10Le principal argument contre l’instauration de programmes spécifiques se fonde sur la notion de droits : les personnes handicapées ont les mêmes capacités que les autres, pour peu que l’on abolisse les barrières sociales qui font obstacle à leur participation à la vie économique. Autres arguments avancés : le fait qu’il pourrait être dévalorisant pour les personnes handicapées d’être associées à des dispositifs spécifiques ou encore que leur participation à ces programmes les conduirait – ainsi que leurs employeurs potentiels – à ne plus évaluer leurs capacités réelles (van Lin et al., 2002). En l’état actuel de la recherche, rien ne permet de confirmer ou d’infirmer ces hypothèses. En réalité, on sait très peu de chose sur l’option – dispositif spécialisé ou non – qui remporte la faveur des personnes handicapées.

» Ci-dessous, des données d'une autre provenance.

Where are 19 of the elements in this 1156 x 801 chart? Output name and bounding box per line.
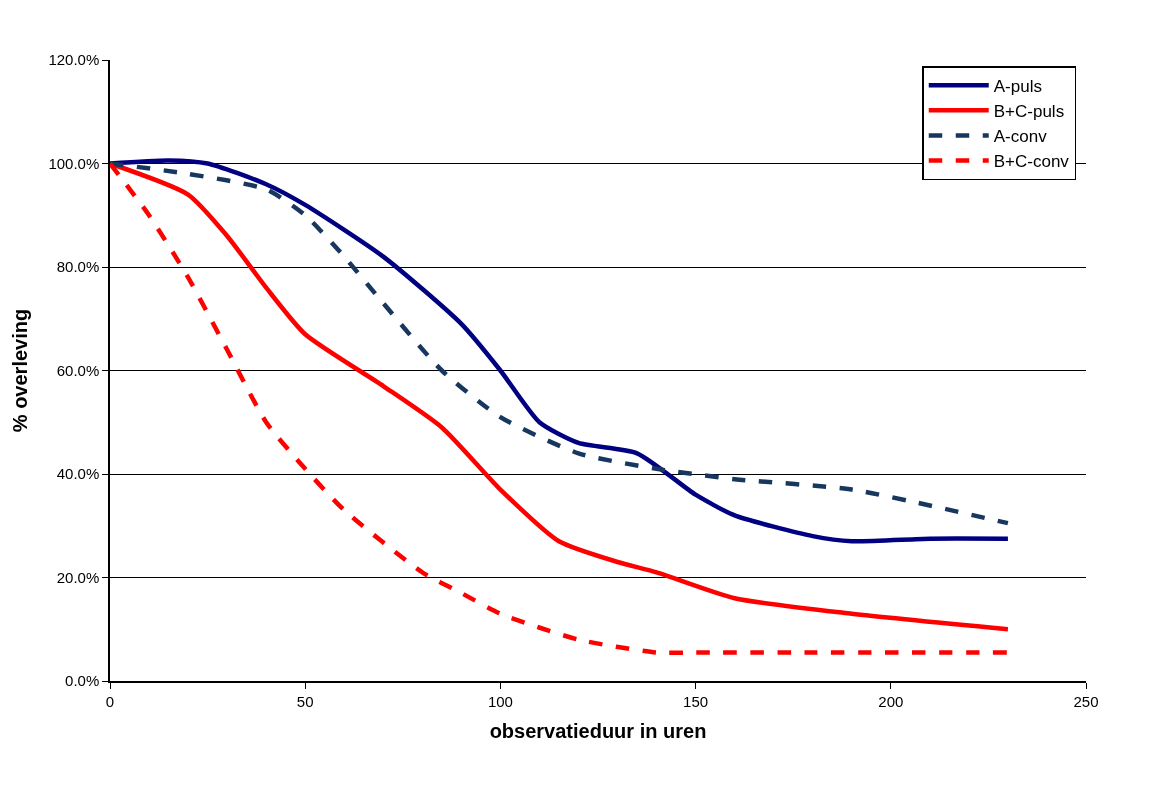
y-tick-label: 80.0% <box>56 258 100 276</box>
legend-label: B+C-puls <box>993 101 1065 121</box>
x-axis-title: observatieduur in uren <box>489 719 707 742</box>
y-tick-label: 120.0% <box>48 51 100 69</box>
y-tick-label: 60.0% <box>56 361 100 379</box>
x-tick-label: 150 <box>683 692 709 710</box>
y-tick-label: 100.0% <box>48 154 100 172</box>
legend-label: A-puls <box>993 76 1042 96</box>
y-tick-label: 20.0% <box>56 568 100 586</box>
legend-label: A-conv <box>993 127 1048 147</box>
y-tick-label: 40.0% <box>56 465 100 483</box>
x-tick-label: 50 <box>296 692 314 710</box>
legend-label: B+C-conv <box>993 152 1070 172</box>
x-tick-label: 250 <box>1073 692 1099 710</box>
x-tick-label: 0 <box>105 692 115 710</box>
x-tick-label: 100 <box>487 692 513 710</box>
y-axis-title: % overleving <box>9 308 32 433</box>
y-tick-label: 0.0% <box>65 672 100 690</box>
x-tick-label: 200 <box>878 692 904 710</box>
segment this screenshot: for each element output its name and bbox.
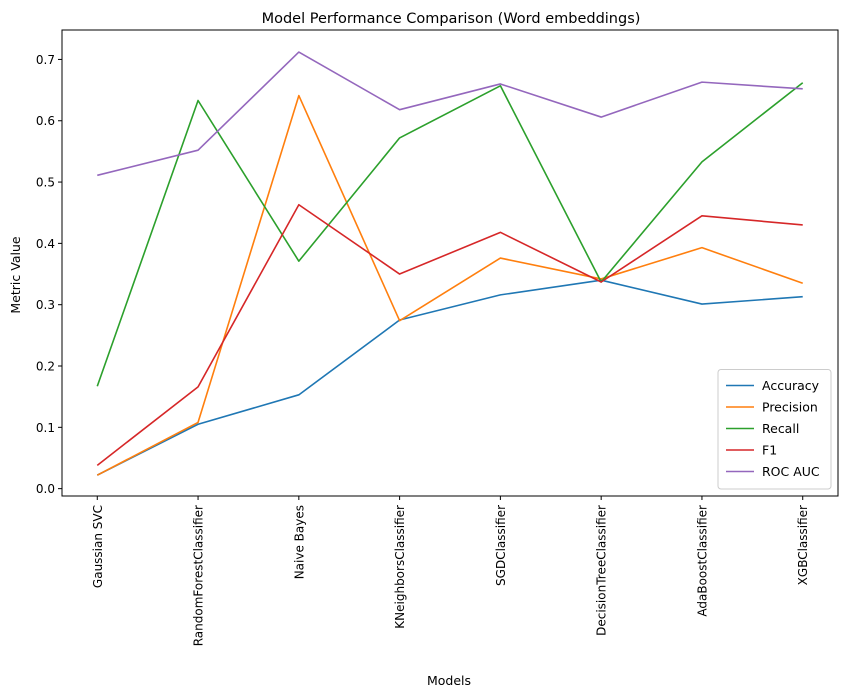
x-tick-label: Naive Bayes xyxy=(292,505,306,579)
y-tick-label: 0.7 xyxy=(36,53,55,67)
series-line-roc-auc xyxy=(97,51,803,177)
legend-entry: Recall xyxy=(762,421,799,436)
legend-entry: Precision xyxy=(762,400,818,415)
y-axis: 0.0 0.1 0.2 0.3 0.4 0.5 0.6 0.7 xyxy=(36,53,62,496)
y-axis-label: Metric Value xyxy=(8,236,23,313)
x-tick-label: AdaBoostClassifier xyxy=(695,505,709,617)
y-tick-label: 0.5 xyxy=(36,176,55,190)
y-tick-label: 0.2 xyxy=(36,360,55,374)
x-axis-label: Models xyxy=(427,673,471,688)
legend: Accuracy Precision Recall F1 ROC AUC xyxy=(717,369,832,490)
x-tick-label: RandomForestClassifier xyxy=(192,505,206,646)
series-line-f1 xyxy=(96,203,803,466)
y-tick-label: 0.4 xyxy=(36,237,55,251)
legend-entry: F1 xyxy=(762,443,777,458)
x-tick-label: DecisionTreeClassifier xyxy=(595,505,609,636)
y-tick-label: 0.3 xyxy=(36,298,55,312)
y-tick-label: 0.6 xyxy=(36,114,55,128)
legend-entry: Accuracy xyxy=(762,378,820,393)
legend-entry: ROC AUC xyxy=(762,464,820,479)
legend-box xyxy=(717,369,832,490)
series-line-precision xyxy=(96,94,803,476)
x-axis: Gaussian SVC RandomForestClassifier Naive … xyxy=(91,496,810,646)
x-tick-label: Gaussian SVC xyxy=(91,505,105,588)
plot-area xyxy=(96,51,804,476)
y-tick-label: 0.0 xyxy=(36,482,55,496)
plot-frame xyxy=(61,29,839,497)
x-tick-label: SGDClassifier xyxy=(494,505,508,586)
series-line-recall xyxy=(96,82,804,387)
x-tick-label: KNeighborsClassifier xyxy=(393,505,407,629)
y-tick-label: 0.1 xyxy=(36,421,55,435)
chart-title: Model Performance Comparison (Word embed… xyxy=(262,11,641,27)
x-tick-label: XGBClassifier xyxy=(796,505,810,585)
series-line-accuracy xyxy=(96,279,803,476)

Abstraction faite des arguments idéologiques et des préférences personnelles, il n’existe actuellement pas d’éléments scientifiques permettant de démontrer la supériorité, en termes d’efficacité, d’une option par rapport à l’autre. Dans les pays où les deux approches coexistent, rien ne permet de déterminer laquelle est la plus efficace des deux ; il n’existe parfois même pas d’outils fiables pour évaluer l’efficacité de tel ou tel dispositif. Bien souvent, les conditions de participation diffèrent d’un dispositif à l’autre, de sorte que le public n’est pas comparable. De plus, dans certains pays – par exemple au Royaume-Uni – les participants sont parfois sélectionnés et orientés selon des critères discrétionnaires, ce qui rend les comparaisons difficiles.
Panorama européen des dispositifs, spécialisés ou non
11Quels dispositifs d’aide à l’emploi réservés aux handicapés existe-t-il et quel taux de participation affichent-ils ? Comment se situent-ils, en termes de prévalence et de taux de participation, par rapport aux dispositifs non spécialisés ? Peut-on identifier des tendances et, dans l’affirmative, lesquelles ? Autant de questions auxquelles nous essaierons d’apporter des éléments de réponse dans cette partie, en nous appuyant sur des études comparatives et en attachant une importance particulière aux approches adoptées au Royaume-Uni.
Dispositifs spécialisés
12Le nombre de dispositifs, leur distribution et leur importance en termes de taux de participation par rapport à la population active diffèrent considérablement d’un pays à l’autre.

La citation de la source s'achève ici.